Ивас уже выдохся. Черные прядки волос прилипли ко лбу. Но он все налетал, хотел, чтобы новенькая сдалась, побежала.
И Алена побежала. Но не на улицу, к девочкам, а опять к школе. Там, загнав маленькую Аню в угол у высокого крыльца, Алешка Жуков колотил ее портфелем, приговаривая:
— Вот тебе!.. Вот тебе, выскочка!
— Перестань! Разве можно слабых обижать! — подбегая, крикнула Алена. — Стыдно!
Алешка замахнулся на нее. Но портфель вдруг вырвался у него из рук и, описав дугу, скрылся в колючих кустах.
Алена схватила Аню за руку и потащила к воротам.
ПОСЛЕ УРОКОВ
Алекс вошел в подъезд и замер: опять! Около их двери на стене было выцарапано: АЛЕШКА + ТОМК…
— Ну, Кислицын! Я тебе, — зло шепнул Алекс и стал на цыпочках подниматься по лестнице. Но противник был начеку. Затопали по ступенькам ноги, хлопнула дверь, и все стихло.
Алешка вернулся на первый этаж и, ругая Женьку Кислицына на все лады, принялся скоблить стену линейкой.
— Папочка!
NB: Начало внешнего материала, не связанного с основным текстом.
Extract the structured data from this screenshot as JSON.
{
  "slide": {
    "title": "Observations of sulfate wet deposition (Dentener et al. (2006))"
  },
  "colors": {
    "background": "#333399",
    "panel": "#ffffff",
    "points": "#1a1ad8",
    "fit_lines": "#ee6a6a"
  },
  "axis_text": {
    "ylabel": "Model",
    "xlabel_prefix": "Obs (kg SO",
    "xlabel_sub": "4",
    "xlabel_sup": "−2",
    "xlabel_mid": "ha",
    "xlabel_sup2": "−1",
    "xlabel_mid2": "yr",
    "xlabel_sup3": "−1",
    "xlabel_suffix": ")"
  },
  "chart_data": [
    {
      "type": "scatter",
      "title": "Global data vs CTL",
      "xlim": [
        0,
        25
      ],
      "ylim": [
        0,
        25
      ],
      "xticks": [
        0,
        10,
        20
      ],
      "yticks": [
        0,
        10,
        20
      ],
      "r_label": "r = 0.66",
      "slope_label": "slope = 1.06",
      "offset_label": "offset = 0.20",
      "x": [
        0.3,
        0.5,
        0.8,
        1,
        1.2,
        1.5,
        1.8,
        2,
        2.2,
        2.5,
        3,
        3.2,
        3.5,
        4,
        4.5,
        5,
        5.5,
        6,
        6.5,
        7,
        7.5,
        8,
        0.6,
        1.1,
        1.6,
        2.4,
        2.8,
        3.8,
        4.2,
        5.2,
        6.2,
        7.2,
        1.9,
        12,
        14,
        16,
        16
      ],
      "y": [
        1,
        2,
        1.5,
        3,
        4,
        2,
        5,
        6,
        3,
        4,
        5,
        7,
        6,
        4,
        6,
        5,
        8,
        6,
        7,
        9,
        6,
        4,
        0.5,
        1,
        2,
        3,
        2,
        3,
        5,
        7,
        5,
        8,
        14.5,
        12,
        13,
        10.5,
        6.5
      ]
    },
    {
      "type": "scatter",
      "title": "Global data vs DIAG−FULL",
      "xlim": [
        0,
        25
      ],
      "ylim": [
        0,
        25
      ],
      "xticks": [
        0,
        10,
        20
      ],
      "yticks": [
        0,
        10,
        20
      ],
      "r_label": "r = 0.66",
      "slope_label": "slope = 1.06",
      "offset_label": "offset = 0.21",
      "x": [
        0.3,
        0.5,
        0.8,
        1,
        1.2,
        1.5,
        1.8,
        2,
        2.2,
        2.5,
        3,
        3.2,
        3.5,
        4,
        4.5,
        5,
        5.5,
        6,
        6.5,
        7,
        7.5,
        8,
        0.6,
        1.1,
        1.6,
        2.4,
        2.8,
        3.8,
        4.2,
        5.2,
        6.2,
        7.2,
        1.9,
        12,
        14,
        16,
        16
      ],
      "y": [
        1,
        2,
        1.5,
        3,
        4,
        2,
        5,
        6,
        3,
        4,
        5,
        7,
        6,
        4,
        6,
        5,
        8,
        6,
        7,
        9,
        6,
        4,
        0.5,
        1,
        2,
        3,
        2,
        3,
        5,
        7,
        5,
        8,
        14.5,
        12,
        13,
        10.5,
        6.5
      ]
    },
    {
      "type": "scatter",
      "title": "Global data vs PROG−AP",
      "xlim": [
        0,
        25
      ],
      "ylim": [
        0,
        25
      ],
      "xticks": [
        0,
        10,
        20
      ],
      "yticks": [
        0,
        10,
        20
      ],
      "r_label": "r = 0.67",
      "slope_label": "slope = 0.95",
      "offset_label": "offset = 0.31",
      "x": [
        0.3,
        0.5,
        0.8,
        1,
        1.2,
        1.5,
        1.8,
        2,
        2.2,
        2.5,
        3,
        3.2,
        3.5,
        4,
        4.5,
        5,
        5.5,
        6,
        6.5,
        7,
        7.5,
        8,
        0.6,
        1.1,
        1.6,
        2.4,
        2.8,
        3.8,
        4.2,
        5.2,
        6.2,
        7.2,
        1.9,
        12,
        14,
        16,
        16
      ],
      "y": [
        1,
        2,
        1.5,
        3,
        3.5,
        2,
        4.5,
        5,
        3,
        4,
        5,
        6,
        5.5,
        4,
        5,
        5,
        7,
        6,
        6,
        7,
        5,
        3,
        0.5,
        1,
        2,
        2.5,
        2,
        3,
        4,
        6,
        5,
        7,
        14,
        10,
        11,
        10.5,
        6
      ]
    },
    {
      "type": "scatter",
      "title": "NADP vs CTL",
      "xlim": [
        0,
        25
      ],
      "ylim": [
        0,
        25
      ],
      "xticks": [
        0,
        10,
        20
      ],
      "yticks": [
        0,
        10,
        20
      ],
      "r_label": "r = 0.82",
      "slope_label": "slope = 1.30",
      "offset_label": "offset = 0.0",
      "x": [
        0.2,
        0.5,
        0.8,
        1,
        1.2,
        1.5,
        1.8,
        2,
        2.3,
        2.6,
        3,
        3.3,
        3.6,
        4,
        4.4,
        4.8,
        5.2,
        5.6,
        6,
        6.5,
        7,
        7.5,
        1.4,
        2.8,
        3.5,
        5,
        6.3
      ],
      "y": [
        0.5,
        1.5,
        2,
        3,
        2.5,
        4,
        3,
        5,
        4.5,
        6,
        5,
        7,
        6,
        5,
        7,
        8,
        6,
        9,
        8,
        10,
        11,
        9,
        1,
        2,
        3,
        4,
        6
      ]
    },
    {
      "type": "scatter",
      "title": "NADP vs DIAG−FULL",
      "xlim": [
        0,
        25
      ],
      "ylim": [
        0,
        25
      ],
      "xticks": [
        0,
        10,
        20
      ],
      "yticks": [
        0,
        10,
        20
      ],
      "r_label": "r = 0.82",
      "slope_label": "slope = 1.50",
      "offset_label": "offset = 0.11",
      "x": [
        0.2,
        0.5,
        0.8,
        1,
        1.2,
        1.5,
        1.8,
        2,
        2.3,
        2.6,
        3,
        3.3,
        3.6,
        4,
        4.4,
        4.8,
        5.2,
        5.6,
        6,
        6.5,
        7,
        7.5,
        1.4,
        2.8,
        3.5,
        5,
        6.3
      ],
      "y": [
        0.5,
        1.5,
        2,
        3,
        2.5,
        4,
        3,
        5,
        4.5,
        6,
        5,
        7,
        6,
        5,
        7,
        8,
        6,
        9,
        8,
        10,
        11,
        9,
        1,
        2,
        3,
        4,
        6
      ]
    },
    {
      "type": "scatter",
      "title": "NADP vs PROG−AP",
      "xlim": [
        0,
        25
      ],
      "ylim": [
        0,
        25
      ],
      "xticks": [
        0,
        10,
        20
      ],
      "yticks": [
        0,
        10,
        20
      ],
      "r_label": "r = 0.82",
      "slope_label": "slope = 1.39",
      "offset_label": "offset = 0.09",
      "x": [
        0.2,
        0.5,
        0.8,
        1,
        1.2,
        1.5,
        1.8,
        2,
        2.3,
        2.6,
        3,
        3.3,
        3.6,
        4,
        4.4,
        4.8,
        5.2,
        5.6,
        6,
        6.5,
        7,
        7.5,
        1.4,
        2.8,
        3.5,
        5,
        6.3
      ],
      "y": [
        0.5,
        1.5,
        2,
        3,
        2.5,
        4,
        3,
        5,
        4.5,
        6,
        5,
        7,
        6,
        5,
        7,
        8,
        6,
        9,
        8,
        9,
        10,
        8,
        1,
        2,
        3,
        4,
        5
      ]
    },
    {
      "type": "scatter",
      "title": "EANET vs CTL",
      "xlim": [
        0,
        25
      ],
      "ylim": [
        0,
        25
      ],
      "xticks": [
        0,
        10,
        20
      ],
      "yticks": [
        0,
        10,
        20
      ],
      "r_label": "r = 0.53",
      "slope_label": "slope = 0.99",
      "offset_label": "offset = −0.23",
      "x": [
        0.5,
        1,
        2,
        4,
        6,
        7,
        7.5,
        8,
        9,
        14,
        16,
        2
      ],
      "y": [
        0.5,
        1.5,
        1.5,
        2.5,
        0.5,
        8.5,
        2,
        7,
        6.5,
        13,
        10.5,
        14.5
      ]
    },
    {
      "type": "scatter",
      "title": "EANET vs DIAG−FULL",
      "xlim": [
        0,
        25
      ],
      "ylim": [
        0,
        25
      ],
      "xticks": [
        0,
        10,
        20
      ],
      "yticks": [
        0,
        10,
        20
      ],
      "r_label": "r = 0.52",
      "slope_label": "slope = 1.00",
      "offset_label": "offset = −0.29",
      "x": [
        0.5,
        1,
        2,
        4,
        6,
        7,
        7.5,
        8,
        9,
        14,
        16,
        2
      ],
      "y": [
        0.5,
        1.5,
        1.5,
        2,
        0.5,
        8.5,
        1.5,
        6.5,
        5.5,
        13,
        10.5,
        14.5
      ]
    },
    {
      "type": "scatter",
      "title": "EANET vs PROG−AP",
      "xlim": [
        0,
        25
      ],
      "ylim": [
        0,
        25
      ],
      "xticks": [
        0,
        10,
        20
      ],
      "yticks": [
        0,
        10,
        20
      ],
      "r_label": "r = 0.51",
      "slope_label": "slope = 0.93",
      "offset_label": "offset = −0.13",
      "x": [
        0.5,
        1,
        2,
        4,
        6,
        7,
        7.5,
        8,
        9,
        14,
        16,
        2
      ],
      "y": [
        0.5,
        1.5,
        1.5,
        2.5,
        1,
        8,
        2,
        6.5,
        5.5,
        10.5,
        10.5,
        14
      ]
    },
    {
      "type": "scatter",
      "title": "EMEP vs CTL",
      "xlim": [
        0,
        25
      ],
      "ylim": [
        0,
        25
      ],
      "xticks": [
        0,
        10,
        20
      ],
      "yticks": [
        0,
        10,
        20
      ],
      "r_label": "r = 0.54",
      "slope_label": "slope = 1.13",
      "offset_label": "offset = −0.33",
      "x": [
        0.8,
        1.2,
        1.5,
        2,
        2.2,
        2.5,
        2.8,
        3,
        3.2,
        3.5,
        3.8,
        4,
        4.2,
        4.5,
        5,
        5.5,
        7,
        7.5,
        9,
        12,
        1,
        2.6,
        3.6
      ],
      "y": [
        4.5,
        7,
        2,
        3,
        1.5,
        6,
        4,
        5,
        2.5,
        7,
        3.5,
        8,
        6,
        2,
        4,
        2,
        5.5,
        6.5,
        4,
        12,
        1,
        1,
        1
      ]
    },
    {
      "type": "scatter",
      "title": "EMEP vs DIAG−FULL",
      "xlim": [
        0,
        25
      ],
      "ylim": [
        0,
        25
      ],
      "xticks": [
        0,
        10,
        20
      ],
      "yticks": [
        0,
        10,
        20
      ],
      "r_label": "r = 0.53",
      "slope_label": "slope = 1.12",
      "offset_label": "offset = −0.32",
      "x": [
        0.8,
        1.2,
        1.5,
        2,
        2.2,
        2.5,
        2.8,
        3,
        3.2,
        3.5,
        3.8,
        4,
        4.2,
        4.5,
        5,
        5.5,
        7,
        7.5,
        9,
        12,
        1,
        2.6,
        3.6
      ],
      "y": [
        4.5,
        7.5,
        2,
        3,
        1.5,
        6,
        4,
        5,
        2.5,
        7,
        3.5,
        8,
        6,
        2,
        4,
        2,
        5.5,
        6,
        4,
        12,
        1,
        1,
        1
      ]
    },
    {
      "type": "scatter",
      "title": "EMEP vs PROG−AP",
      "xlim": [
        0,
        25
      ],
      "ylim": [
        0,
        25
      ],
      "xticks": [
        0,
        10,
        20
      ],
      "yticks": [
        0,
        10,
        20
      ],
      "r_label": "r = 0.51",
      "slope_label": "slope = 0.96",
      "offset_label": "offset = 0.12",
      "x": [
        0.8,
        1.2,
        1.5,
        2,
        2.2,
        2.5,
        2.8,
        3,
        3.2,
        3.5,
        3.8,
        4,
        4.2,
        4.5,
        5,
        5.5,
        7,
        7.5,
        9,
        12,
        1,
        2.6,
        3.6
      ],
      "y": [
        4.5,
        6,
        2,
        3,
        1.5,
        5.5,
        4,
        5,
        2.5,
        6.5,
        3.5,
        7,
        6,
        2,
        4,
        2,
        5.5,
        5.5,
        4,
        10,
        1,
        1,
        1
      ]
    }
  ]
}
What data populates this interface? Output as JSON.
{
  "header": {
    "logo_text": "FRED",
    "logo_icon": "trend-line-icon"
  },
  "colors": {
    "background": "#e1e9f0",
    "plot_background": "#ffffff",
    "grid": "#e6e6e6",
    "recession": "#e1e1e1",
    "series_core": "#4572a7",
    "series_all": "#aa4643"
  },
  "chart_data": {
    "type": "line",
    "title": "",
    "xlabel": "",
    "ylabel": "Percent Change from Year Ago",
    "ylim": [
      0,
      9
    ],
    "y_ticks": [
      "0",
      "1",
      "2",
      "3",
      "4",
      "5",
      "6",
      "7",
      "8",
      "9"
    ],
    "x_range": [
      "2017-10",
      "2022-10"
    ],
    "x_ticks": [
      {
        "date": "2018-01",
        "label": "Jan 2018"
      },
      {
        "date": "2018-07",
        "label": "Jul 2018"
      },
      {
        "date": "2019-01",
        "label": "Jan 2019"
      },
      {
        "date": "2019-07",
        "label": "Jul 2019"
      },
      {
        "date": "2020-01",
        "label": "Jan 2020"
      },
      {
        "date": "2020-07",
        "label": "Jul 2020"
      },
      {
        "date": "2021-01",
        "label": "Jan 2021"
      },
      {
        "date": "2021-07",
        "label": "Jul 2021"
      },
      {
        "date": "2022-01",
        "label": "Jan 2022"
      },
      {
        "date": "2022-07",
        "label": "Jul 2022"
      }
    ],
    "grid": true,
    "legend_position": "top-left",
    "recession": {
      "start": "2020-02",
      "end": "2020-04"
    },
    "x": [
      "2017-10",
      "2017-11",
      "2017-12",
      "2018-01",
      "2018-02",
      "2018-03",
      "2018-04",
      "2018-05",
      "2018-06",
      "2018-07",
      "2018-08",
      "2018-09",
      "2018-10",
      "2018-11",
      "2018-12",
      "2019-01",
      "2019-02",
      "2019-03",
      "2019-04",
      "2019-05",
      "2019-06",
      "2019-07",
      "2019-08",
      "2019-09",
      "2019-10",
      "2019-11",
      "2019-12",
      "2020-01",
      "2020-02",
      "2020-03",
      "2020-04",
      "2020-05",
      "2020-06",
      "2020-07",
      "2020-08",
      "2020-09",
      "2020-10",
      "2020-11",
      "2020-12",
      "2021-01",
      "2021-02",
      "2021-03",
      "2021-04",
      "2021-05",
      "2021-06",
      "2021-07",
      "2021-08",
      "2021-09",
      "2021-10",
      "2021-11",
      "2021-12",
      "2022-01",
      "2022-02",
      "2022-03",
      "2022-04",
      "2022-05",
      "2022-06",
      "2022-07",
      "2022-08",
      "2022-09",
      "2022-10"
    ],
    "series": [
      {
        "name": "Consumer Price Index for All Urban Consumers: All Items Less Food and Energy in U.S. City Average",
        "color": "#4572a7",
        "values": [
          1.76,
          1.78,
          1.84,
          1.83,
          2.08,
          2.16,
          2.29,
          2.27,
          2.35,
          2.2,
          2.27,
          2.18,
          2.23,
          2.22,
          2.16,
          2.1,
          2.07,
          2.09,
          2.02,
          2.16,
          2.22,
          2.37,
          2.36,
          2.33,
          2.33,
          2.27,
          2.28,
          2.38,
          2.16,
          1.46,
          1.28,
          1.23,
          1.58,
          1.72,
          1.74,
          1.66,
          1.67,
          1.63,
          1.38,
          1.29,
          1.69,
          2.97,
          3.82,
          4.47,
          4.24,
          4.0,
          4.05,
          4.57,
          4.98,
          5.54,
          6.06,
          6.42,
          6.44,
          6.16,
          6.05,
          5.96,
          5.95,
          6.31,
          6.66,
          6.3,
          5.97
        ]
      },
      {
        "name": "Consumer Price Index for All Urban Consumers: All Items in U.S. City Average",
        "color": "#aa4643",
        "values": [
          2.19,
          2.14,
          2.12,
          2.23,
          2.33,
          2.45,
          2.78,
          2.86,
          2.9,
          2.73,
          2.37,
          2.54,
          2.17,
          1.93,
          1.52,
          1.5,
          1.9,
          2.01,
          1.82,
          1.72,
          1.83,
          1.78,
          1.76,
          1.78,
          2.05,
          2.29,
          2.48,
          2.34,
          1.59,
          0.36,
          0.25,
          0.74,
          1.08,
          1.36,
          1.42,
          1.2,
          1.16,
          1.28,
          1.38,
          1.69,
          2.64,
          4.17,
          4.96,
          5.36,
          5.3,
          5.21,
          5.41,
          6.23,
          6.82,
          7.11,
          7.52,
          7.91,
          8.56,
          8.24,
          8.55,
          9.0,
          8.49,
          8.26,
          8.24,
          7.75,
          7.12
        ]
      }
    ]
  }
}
Ой, что у нас сегодня было! — со смехом сказала Тамара, вбежав в комнату, и принялась описывать урок рисования.
Чем дальше она рассказывала, тем больше серьезнело лицо папы. Наконец он положил кисти на столик, отошел от мольберта и, посмотрев рисунок Тамары, сказал:
— Ты огорчила меня, дочка.
— Почему? — удивилась Тамара. — Зинаида Ивановна поставила мне пятерку.
— Да я не только о твоем рисунке. Ну, пусть сначала о нем. Ты ведь рисовала Пушка тети Зины? Так? А разве он похож? Значит, ты ничего в нем не увидела или не запомнила. У тебя вышла кошка вообще. Понимаешь? Как тысячи других: голова, хвост, глаза. Кстати, это не глаза, а желтые пуговицы.
Папа сделал несколько штрихов карандашом. Глаза Пушка ожили, насторожились и смотрели уже куда-то вверх, будто следили за полетом мухи. Тамара восхищенно вздохнула:
— Ну, папа! Ты же художник!
— А ты моя дочка. И сама хочешь быть художником. Значит, учись видеть, запоминать. Но меня огорчило не это. Зачем вы осмеяли девочку, которая видит лучше вас и, как я понял, сумела показать свою Журку именно такой — смешной, необычной?… И еще: трава-то действительно красится. Ты обязательно познакомь меня с этой девочкой.
— Вот еще! — вспылила Тамара и выбежала из комнаты.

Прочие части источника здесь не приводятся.